Pemerintah mulai membahas penyusunan menu khusus untuk program makan bergizi gratis (MBG) bagi ibu hamil, ibu menyusui, dan balita. Pembahasan tersebut menjadi salah satu agenda utama dalam rapat perdana pelaksana harian tim koordinasi penyelenggaraan MBG yang digelar di Kantor Kementerian Koordinator Bidang Pangan, Jakarta, Jumat, 7 November 2025.
Ketua Harian Tim Koordinasi MBG, Nanik Sudaryati Deyang, mengatakan rapat membahas tiga isu lintas kementerian dan lembaga, yakni penyusunan menu bergizi seimbang, penerapan 19 standar operasional prosedur (SOP) kesehatan, serta penyiapan bahan baku pangan untuk mendukung program MBG.
“Fokus kami adalah memastikan menu dan distribusi MBG untuk balita, ibu hamil, dan ibu menyusui benar-benar memenuhi standar gizi dan keamanan pangan,” ujar Nanik, yang juga menjabat Wakil Kepala Badan Gizi Nasional (BGN), dikutip dari keterangan resmi BGN, Sabtu, 8 November 2025.
Rapat ini dihadiri perwakilan dari tiga kementerian koordinator dan 13 kementerian/lembaga yang terlibat dalam pelaksanaan MBG. Menurut Nanik, koordinasi lintas sektor menjadi krusial karena program MBG berskala besar, melibatkan 14.299 Sentra Produksi Pangan Gizi (SPPG) yang melayani 40 juta penerima manfaat.
Nanik menyebut peningkatan permintaan bahan pangan dari SPPG turut mendorong kenaikan harga sejumlah komoditas, seperti ayam, telur, dan sayuran. Karena itu, BGN tengah menyusun kelompok kerja (pokja) penyiapan bahan baku bersama kementerian terkait agar pasokan tetap stabil. “Kalau tidak diantisipasi, penyediaan bahan baku bisa menjadi masalah besar,” katanya.
Ia juga menekankan perlunya keterlibatan aktif kementerian dan lembaga untuk menjaga ketersediaan pangan. Salah satu langkah yang disiapkan adalah kerja sama dengan TNI AD dan Kementerian Koperasi. TNI AD disebut akan mengembangkan peternakan ayam petelur dan lahan pangan di bawah komando Kodim, sementara Kementerian Koperasi menyiapkan dana bergulir ratusan miliar rupiah untuk koperasi produksi yang memasok bahan pangan ke SPPG.
Dari sisi standar kesehatan, Kementerian Kesehatan melaporkan bahwa dari lebih dari 14 ribu SPPG yang beroperasi di Indonesia, baru 1.218 SPPG yang telah mengantongi Sertifikat Laik Higiene dan Sanitasi (SLHS). Sejumlah dapur MBG dinilai belum memenuhi syarat karena masih ditemukan bakteri E. coli di air serta persoalan kelayakan fisik.

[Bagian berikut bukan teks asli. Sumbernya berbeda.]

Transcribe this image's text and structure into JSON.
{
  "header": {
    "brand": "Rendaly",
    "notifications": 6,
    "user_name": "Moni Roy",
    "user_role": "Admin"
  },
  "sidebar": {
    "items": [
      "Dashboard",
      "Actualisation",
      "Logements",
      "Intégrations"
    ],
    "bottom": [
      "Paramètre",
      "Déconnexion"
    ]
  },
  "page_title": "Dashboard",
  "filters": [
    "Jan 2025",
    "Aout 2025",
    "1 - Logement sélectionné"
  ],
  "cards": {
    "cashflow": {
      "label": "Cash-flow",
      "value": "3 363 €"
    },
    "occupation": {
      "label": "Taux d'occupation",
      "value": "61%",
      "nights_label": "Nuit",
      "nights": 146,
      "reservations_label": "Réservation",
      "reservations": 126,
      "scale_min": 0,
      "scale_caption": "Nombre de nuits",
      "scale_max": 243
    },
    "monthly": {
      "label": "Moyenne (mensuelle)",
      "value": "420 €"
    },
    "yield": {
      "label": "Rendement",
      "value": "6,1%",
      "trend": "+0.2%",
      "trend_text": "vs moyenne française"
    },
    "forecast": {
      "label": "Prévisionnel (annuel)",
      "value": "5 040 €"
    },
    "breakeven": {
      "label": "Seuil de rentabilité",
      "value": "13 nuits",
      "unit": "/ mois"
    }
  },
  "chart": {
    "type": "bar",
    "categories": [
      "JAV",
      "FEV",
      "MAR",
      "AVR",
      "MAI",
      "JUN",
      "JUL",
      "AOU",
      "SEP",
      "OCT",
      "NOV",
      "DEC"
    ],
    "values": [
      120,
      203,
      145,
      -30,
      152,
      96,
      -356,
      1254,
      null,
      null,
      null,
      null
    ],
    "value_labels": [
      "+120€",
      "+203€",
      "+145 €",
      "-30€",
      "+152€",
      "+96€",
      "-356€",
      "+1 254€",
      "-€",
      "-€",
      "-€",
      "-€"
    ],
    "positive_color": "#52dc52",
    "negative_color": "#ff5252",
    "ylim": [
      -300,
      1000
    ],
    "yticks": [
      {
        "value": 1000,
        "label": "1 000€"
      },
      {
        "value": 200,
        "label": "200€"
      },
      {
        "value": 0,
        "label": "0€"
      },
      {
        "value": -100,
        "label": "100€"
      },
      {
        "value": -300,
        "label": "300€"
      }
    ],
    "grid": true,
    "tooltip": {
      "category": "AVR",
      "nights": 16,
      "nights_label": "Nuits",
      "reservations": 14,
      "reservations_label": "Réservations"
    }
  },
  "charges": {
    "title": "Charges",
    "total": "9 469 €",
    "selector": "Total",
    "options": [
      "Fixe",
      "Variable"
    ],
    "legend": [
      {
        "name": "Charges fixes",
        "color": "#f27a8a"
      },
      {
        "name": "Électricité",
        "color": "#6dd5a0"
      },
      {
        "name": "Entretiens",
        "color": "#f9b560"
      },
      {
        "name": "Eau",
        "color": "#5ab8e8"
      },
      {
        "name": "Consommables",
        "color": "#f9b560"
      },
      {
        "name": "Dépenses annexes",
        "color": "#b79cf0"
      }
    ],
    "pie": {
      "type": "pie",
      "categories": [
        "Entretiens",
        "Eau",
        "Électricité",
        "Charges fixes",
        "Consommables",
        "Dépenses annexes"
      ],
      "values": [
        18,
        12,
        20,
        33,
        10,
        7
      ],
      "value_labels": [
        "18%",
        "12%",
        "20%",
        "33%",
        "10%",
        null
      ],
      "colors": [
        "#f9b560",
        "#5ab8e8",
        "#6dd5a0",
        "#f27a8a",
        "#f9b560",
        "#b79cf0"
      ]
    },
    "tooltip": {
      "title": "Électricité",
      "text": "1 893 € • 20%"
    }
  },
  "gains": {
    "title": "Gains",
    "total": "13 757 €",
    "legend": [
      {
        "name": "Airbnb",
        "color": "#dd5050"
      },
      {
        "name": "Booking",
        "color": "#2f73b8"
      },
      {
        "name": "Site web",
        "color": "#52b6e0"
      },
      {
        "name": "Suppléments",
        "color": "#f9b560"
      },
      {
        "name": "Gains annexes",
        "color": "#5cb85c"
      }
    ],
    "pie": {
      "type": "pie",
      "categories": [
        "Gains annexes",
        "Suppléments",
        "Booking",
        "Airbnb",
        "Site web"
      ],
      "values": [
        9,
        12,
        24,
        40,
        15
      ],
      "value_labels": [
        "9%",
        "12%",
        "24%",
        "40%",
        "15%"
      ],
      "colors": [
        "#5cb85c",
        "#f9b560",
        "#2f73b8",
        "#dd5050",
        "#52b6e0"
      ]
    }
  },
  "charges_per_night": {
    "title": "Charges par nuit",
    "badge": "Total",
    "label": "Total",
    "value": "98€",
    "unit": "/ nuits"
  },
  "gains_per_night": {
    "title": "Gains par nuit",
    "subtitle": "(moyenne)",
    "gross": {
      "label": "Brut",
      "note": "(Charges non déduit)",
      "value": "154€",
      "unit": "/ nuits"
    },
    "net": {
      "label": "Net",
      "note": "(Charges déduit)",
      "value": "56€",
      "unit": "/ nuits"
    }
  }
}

Untuk menyeragamkan standar kesehatan di seluruh dapur penyedia MBG, Kemenkes mengajukan 19 SOP baru. Nanik mengatakan BGN dan Kemenkes akan berkoordinasi untuk memastikan dapur-dapur yang dihentikan sementara dapat kembali beroperasi setelah memenuhi SOP yang ditetapkan.
Dalam rapat yang sama, perwakilan BKKBN mengusulkan agar pola distribusi dan variasi menu MBG bagi ibu hamil dan balita disesuaikan dengan kebutuhan gizi berdasarkan kelompok usia dan kondisi. Menurut Nanik, penyesuaian tersebut diperlukan agar program memberi manfaat kesehatan, bukan sekadar menyediakan makanan.
Pemerintah menargetkan jumlah penerima MBG mencapai 83 juta orang pada 2026, mencakup siswa, balita, ibu hamil, dan ibu menyusui. Pada 2027, program direncanakan diperluas untuk lansia, penyandang disabilitas, dan masyarakat miskin.
“Presiden ingin pada 2027 nanti semua warga miskin di Indonesia bisa mendapat makan bergizi gratis setiap hari. Itu sebabnya penyusunan menu, standar kesehatan, dan ketersediaan bahan pangan harus benar-benar matang,” kata Nanik.